DIGITAL LIBRARY
USEFULNESS OF DIGITAL EDUCATIONAL RESOURCES FOR TEACHING QUALITATIVE ANALYSIS IN THE SOCIAL SCIENCES: THE STUDENT PERSPECTIVE
Erasmus University Rotterdam (NETHERLANDS)
About this paper:
Appears in: ICERI2023 Proceedings
Publication year: 2023
Page: 3147 (abstract only)
ISBN: 978-84-09-55942-8
ISSN: 2340-1095
doi: 10.21125/iceri.2023.0818
Conference name: 16th annual International Conference of Education, Research and Innovation
Dates: 13-15 November, 2023
Location: Seville, Spain
Abstract:
Teaching and learning about qualitative research is notoriously difficult.
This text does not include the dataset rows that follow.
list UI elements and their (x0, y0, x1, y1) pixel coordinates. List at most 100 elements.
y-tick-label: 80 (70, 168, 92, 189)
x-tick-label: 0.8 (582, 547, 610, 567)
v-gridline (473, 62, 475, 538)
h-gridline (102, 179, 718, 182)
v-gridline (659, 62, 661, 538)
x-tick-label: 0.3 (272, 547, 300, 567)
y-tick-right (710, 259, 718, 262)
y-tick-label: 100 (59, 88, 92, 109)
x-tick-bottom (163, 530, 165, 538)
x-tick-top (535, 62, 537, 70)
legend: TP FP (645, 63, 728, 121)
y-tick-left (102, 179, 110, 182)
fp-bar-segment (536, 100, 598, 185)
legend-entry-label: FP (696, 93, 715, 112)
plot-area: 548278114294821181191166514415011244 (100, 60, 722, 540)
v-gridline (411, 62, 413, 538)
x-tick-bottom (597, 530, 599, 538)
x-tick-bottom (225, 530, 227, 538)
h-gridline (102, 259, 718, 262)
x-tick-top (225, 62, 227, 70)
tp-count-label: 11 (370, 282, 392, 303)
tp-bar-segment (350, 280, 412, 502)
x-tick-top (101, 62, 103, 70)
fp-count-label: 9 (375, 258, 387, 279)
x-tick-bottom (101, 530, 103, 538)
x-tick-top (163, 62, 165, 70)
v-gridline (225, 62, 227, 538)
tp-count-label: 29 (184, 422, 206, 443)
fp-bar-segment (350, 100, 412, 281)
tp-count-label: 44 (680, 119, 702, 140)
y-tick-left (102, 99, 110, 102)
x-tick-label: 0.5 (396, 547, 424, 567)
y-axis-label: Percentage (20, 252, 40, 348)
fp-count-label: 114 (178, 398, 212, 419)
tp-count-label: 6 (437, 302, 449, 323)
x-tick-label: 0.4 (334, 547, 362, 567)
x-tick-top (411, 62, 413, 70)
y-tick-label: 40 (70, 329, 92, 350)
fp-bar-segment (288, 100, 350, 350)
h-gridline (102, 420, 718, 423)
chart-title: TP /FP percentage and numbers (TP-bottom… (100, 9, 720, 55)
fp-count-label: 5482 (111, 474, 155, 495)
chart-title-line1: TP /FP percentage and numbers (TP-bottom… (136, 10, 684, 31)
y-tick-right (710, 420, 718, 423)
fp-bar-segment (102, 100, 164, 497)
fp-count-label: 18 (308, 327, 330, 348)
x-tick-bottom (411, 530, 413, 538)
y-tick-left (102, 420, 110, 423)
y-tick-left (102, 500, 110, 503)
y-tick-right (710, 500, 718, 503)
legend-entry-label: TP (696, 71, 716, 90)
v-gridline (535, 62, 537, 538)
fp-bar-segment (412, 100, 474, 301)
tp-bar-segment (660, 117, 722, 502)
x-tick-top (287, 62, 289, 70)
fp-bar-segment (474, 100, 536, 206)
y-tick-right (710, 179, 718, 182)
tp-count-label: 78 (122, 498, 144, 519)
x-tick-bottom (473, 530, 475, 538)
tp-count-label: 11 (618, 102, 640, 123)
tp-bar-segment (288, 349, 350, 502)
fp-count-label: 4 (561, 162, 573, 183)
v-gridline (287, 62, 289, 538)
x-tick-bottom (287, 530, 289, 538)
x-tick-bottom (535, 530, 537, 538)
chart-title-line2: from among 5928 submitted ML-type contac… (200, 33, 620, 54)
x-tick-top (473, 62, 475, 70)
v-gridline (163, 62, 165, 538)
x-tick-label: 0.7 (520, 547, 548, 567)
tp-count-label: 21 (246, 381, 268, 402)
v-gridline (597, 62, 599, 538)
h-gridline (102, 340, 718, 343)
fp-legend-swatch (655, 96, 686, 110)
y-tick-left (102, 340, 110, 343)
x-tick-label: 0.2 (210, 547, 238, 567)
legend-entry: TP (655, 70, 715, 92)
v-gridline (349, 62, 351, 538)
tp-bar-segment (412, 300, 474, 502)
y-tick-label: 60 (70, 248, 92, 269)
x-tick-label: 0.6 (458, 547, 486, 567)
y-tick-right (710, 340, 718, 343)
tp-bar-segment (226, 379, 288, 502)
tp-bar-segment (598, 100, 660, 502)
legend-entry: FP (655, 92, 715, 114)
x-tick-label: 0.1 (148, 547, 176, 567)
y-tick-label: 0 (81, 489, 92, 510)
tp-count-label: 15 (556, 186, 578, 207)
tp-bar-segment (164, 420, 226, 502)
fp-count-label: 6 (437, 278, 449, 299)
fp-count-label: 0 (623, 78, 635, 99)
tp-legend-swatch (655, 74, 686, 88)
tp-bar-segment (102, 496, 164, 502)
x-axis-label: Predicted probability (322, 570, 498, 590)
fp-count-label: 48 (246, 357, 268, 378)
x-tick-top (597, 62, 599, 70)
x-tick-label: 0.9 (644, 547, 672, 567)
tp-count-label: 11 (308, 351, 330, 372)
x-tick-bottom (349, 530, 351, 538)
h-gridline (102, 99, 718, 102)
Students often experience heightened anxiety as they consider qualitative analysis methods to be unclear and/or ambiguous. In turn, faculty members often struggle to address these anxieties whilst trying to cover the necessary content when teaching methodological courses. To alleviate these issues, our team has designed and implemented a set of eight digital educational resources (Digital Learning Objects, DLO's) covering the most common methods of qualitative data analysis in the social sciences (rhetorical analysis, semiotic analysis, constructivist grounded-theory coding, thematic analysis, discourse analysis, qualitative content analysis, and ethnographic research). This presentation first introduces the tested pedagogical formula behind these digital educational resources, which centres on moving students from knowledge acquisition, to practical application and critical reflection. Then, we present the student perspective on the usefulness of these resources. Our analysis focuses on a set of eight focus groups, conducted between May - July 2023, with students who employed these resources in their courses and preparatory work during the Bachelor and/or Master thesis writing process. First results indicate that students consider these modules helpful in cementing knowledge; increasing self-regulation; and, in providing a learning environment focusing on "learning how to learn".
Keywords:
Digital Learning Environments, Qualitative Data Analysis, Student Experience, Learning Analytics, Social Sciences.